Group-IB researchers have found a data dump of over 1.3 million credit and debit cards of Indian banking customers on the Dark Web for open sale. The data on those cards are worth $130 million. The said data can be accessed by cybercriminals one of the oldest card shops on the dark web, known as Joker’s Stash.
Researchers from the Singapore-based cybersecurity company said that this is the single biggest and one of the most valuable database uploads on the dark web. “Early data analysis suggests the card details may have been obtained via skimming devices, installed either on ATMs or point of sale (PoS) systems,” the report mentions.
Cybercriminals use the data bought from Joker’s Stash typically by cloning legitimate cards and withdrawing money from ATMs. This is known as Track 2 data which is found on the magnetic stripe of the cards.
Ilya Sachkov, CEO and founder of Group-IB, said, “The cards from this region are very rare on underground markets, in the past 12 months, it is the only big sale of card dumps related to Indian banks. Group-IB’s Threat Intelligence customers have already been notified about the sale of this database. The information was also shared with proper authorities.”
As of now, the details of the origin of these card information are not known. Moreover, there’s no confirmation on which banks are compromised. But according to Group-IB, 18% of cards were related to a single Indian bank.

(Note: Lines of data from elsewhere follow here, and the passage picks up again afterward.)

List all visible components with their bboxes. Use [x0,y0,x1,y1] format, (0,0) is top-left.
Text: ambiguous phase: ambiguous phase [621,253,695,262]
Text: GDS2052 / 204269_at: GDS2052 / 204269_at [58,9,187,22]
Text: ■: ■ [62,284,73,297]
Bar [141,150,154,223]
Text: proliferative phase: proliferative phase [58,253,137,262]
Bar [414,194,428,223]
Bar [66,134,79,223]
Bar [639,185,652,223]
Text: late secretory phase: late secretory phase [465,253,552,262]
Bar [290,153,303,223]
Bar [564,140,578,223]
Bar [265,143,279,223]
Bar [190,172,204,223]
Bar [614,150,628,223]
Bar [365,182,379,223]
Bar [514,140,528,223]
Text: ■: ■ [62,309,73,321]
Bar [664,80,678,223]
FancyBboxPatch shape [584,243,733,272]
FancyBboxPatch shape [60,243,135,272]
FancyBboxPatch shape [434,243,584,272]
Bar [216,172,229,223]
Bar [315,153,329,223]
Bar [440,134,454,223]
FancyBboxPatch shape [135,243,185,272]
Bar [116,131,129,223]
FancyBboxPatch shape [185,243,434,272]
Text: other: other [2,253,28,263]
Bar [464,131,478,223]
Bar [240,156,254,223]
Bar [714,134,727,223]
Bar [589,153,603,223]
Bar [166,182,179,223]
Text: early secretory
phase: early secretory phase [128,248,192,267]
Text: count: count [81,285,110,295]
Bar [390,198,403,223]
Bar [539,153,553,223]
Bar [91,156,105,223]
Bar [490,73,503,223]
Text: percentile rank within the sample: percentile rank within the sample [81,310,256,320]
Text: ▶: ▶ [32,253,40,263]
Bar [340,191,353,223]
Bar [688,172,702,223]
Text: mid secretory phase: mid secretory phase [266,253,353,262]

Joker’s Stash has become one of the significant underground credit card shops over the past five years. Vital releases of stolen credit cards from data breaches at companies like British Airways, Target, Walmart, Lord & Taylor, etc. have added to its portfolio. The incident came to light back in February when banking details for 2.15 million Americans were put up for sale and a similar second incident in August saw card details of 5.3 million taken from gas and convenience chain Hy-Vee that were later made available on Joker’s Stash.